À partir des années 1990, cette célébration “bon enfant” et spontanée dans les “lakou”, les quartiers et les maisons a été remplacée par de véritables orchestres composés d’hommes musiciens, et de femmes chanteuses et danseuses. La musique est devenue plus rythmée par la biguine et le zouk ; les costumes aux couleurs chatoyantes, les coiffures ou le maquillage sont également devenus indispensables pour la beauté du spectacle sur une scène.
Au fil des ans, le nombre de groupes spécialisés dans les “Chanté Nwèl” qui se forment uniquement pendant la période de l’Avent s’est multiplié. Il faut dire que, dans ces conditions, chanter Noël même quand on ne croit pas en Dieu, qu’on ne sait pas très bien qui est Jésus et qu’on ne va jamais à la messe, est devenu un vrai business et en un mois, ces groupes peuvent ramasser beaucoup d’argent. Par ailleurs, il y a une vingtaine d’années, chaque mairie ou commune organisait son “Chanté Nwèl” mais les restrictions budgétaires ont diminué ces concerts…
Cependant, les clients de ces groupes musicaux sont surtout les collectivités locales (communes, communautés d’agglomérations, Conseil régional, Conseil départemental), les grandes entreprises, les centres commerciaux etc. Il faut débourser à partir de 5 000 euros (et beaucoup plus pour des groupes très connus) pour espérer obtenir l’un de ces groupes sur une scène ; la foule ne paye pas pour assister au spectacle mais, organiser un “Chanté Nwèl” est aussi une manière de soigner sa communication en ayant (pense-t-on) le petit Jésus de son côté.

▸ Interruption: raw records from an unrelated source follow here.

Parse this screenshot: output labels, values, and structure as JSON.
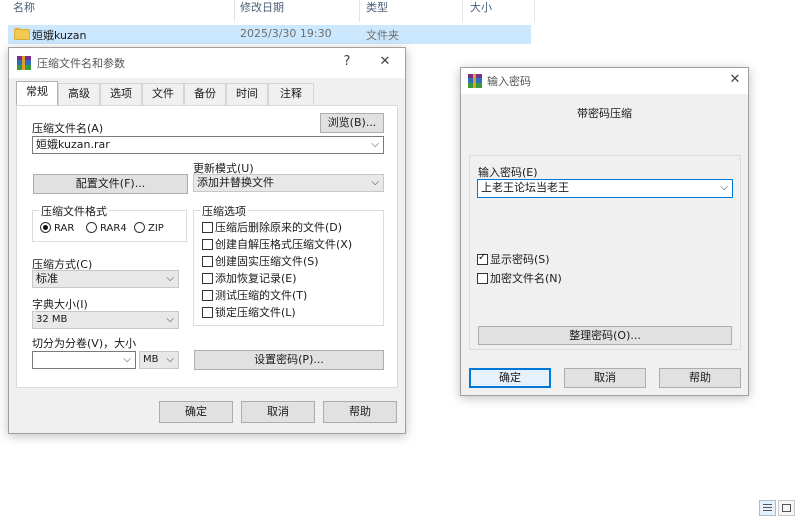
{
  "explorer": {
    "columns": {
      "name": "名称",
      "modified": "修改日期",
      "type": "类型",
      "size": "大小"
    },
    "row": {
      "name": "姮娥kuzan",
      "modified": "2025/3/30 19:30",
      "type": "文件夹",
      "icon": "folder-icon"
    }
  },
  "archive_dialog": {
    "title": "压缩文件名和参数",
    "help_glyph": "?",
    "close_glyph": "✕",
    "tabs": [
      "常规",
      "高级",
      "选项",
      "文件",
      "备份",
      "时间",
      "注释"
    ],
    "active_tab": "常规",
    "archive_name_label": "压缩文件名(A)",
    "browse_button": "浏览(B)...",
    "archive_name_value": "姮娥kuzan.rar",
    "update_mode_label": "更新模式(U)",
    "update_mode_value": "添加并替换文件",
    "profiles_button": "配置文件(F)...",
    "format_group": {
      "title": "压缩文件格式",
      "options": [
        "RAR",
        "RAR4",
        "ZIP"
      ],
      "selected": "RAR"
    },
    "options_group": {
      "title": "压缩选项",
      "items": [
        {
          "label": "压缩后删除原来的文件(D)",
          "checked": false
        },
        {
          "label": "创建自解压格式压缩文件(X)",
          "checked": false
        },
        {
          "label": "创建固实压缩文件(S)",
          "checked": false
        },
        {
          "label": "添加恢复记录(E)",
          "checked": false
        },
        {
          "label": "测试压缩的文件(T)",
          "checked": false
        },
        {
          "label": "锁定压缩文件(L)",
          "checked": false
        }
      ]
    },
    "method_label": "压缩方式(C)",
    "method_value": "标准",
    "dict_label": "字典大小(I)",
    "dict_value": "32 MB",
    "split_label": "切分为分卷(V)，大小",
    "split_value": "",
    "split_unit": "MB",
    "set_password_button": "设置密码(P)...",
    "ok_button": "确定",
    "cancel_button": "取消",
    "help_button": "帮助"
  },
  "password_dialog": {
    "title": "输入密码",
    "close_glyph": "✕",
    "heading": "带密码压缩",
    "password_label": "输入密码(E)",
    "password_value": "上老王论坛当老王",
    "show_password": {
      "label": "显示密码(S)",
      "checked": true
    },
    "encrypt_names": {
      "label": "加密文件名(N)",
      "checked": false
    },
    "organize_button": "整理密码(O)...",
    "ok_button": "确定",
    "cancel_button": "取消",
    "help_button": "帮助"
  },
  "colors": {
    "selection": "#cce8ff",
    "dialog_bg": "#f0f0f0",
    "focus_blue": "#0078d7"
  }
}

Pour sa part, l’Église a tendance à saluer le fort engouement des Guadeloupéens et Martiniquais pour ces concerts précédant le jour de Noël car ils témoigneraient d’une vitalité de la foi chrétienne.
Mais, combien de personnes savent que les “Chanté Nwèl” sont d’abord des concerts “religieux”? Après tout, il s’agit de célébrer la naissance d’un enfant – Jésus – qui est Le Sauveur envoyé par Dieu.. Évidemment, nous sommes contents, nous célébrons cette venue en chantant et dansant. Lors du Réveillon de Noël, certains misent d’abord sur la nourriture et les boissons alcoolisées de préférence pour montrer leur joie… Et puis, on a également envie de célébrer la fin d’une année et espérer une nouvelle année toujours meilleure…
Au cours des années, les cantiques traditionnels ont laissé place aux compositions musicales des groupes. Ces nouvelles chansons démontrent, certes, le créativité des artistes mais on se rend compte que beaucoup d’entre elles sont à double sens et ont une connotation sexuelle. Souvent, les titres en disent long…
Le dénoncer, c’est prendre le risque de s’entendre dire qu’on a un “esprit marécageux” ou une trop grande imagination…
Lors des spectacles de “Chanté Nwèl”, certaines personnes dans la foule ne se gênent pas pour ajouter dans ces nouvelles compositions des paroles vulgaires et en dessous de la ceinture, preuve qu’elles ont reçu 5 sur 5 le message du compositeur… D’autres ne dansent pas d’une façon “respectable” car on voit des hommes et des femmes serrés les uns contre les autres et se frottant les parties intimes…
Les auteurs-compositeurs de ces chansons ignorent-ils le côté “religieux” ou familial des “Chanté Nwèl”? Pour en faire des succès populaires, pensent-ils qu’il faut absolument y mettre des allusions sexuelles qui entraînent inévitablement des scènes de beuverie et de débauche?
Une des explications de ces comportements serait une confusion entre la fête religieuse Noël et la fête païenne Carnaval. La proximité de ces deux moments de réjouissance a finalement effacé toute frontière. Rappelons que la période carnavalesque débute dès le 1er janvier et se termine le Mercredi des Cendres en Guadeloupe et en Martinique. Il arrive que certains CD de groupes de “Chanté Nwèl” comportent d’ailleurs des morceaux de carnaval…
Il est clair qu’un grand nettoyage mérite d’être fait dans le milieu des “Chanté Nwèl” en Guadeloupe et en Martinique. Les musiciens et le public sont-ils prêts à établir des règles de bonne conduite lors de ces concerts qui réunissent toute la famille ou faut-il attendre une intervention divine?